The program is also separate from TSA PreCheck and CLEAR-style identity services. Gold+ is about who operates and equips screening lanes, not a new paid passenger shortcut.
Critics Warn Of Uneven Security Standards
The sharpest criticism centers on whether private contractors could create uneven performance across airports or make safety vulnerable to cost-cutting.
Union officials and privatization skeptics argue that airport screening is a national security function, not a service that should be shaped by commercial incentives. Their concern is that contractors under pressure to meet cost targets could understaff lanes, push employees harder or prioritize speed over careful screening.

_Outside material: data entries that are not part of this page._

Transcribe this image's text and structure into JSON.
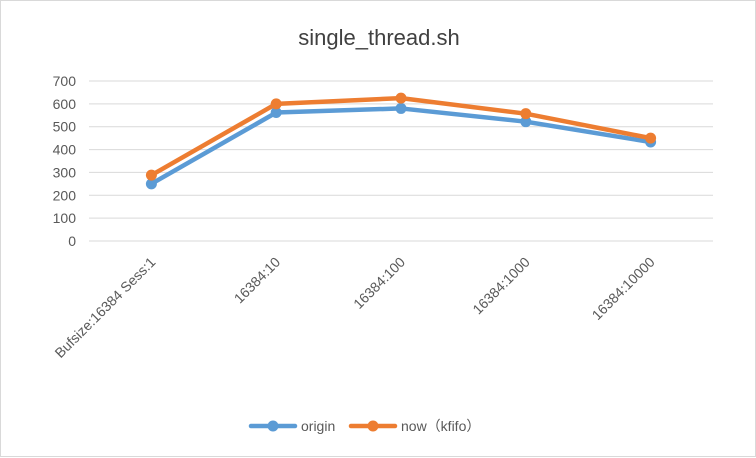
{
  "chart_data": {
    "type": "line",
    "title": "single_thread.sh",
    "categories": [
      "Bufsize:16384  Sess:1",
      "16384:10",
      "16384:100",
      "16384:1000",
      "16384:10000"
    ],
    "ylim": [
      0,
      700
    ],
    "yticks": [
      0,
      100,
      200,
      300,
      400,
      500,
      600,
      700
    ],
    "grid": true,
    "legend_position": "bottom",
    "series": [
      {
        "name": "origin",
        "color": "#5b9bd5",
        "values": [
          250,
          562,
          580,
          522,
          433
        ]
      },
      {
        "name": "now（kfifo）",
        "color": "#ed7d31",
        "values": [
          288,
          600,
          625,
          557,
          450
        ]
      }
    ]
  }
}
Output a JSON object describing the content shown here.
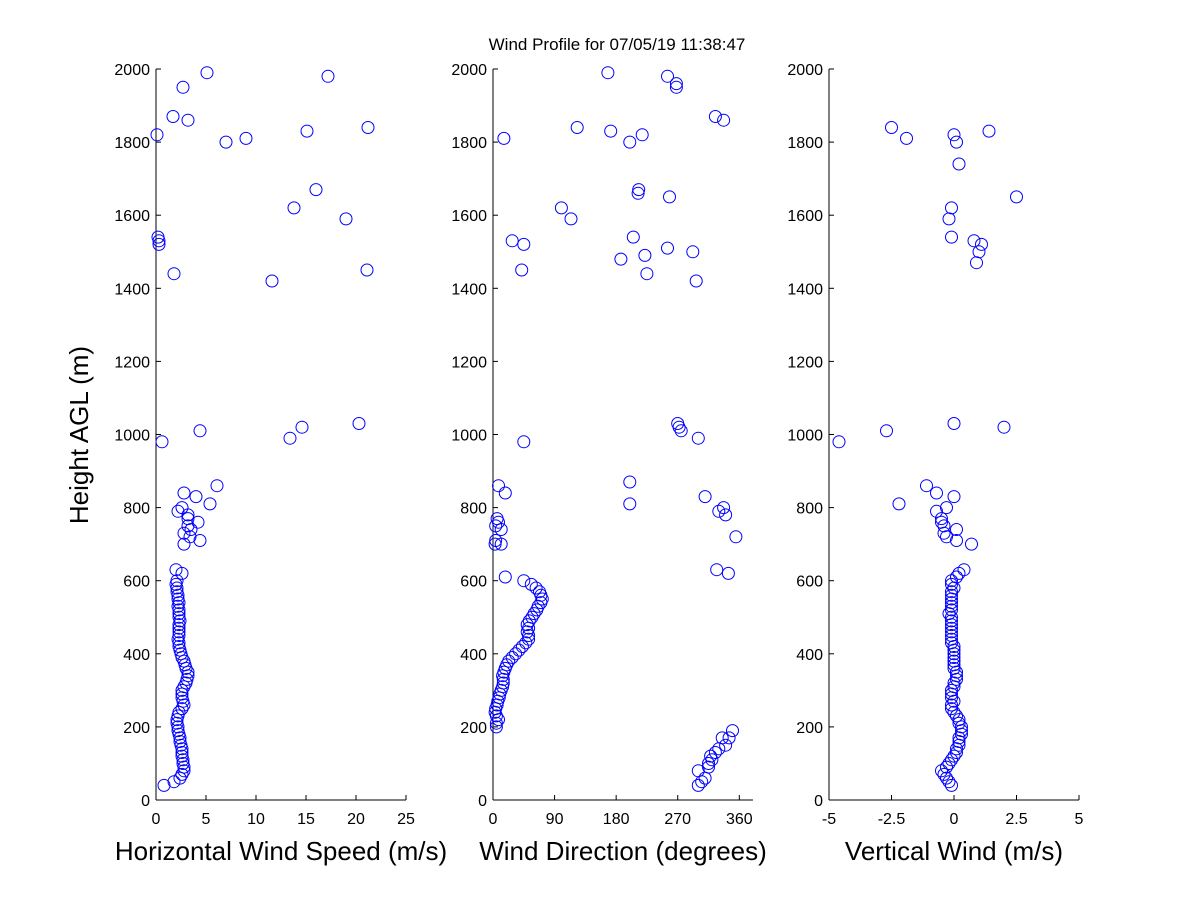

TSA’s framework attempts to answer that concern by keeping federal oversight in place. The agency would still set standards, inspect operations and certify equipment and procedures. Contractors would also have to show financial stability, staffing plans, surge capacity, training processes and credible technology proposals.
Even with those safeguards, the public debate is likely to intensify. Airport screening is one of the most visible federal security functions in daily life, and any shift toward private management is likely to draw scrutiny from Congress, workers and frequent travelers.
What Happens Next
The immediate next step is industry feedback after the May 21 meeting. TSA will then decide how to revise the framework before issuing a formal solicitation, though no final contract date has been announced.
Major questions remain: which airports may volunteer first, whether large hubs will embrace the model, how contractors will be selected, and how TSA will measure whether Gold+ actually improves security and wait times.
For now, TSA Gold+ is not a nationwide replacement for federal airport screening. It is a voluntary pilot-style expansion of private-sector involvement at select airports. The proposal’s success will depend on whether it can deliver faster lines and newer technology without weakening the uniform security standards travelers expect every time they fly.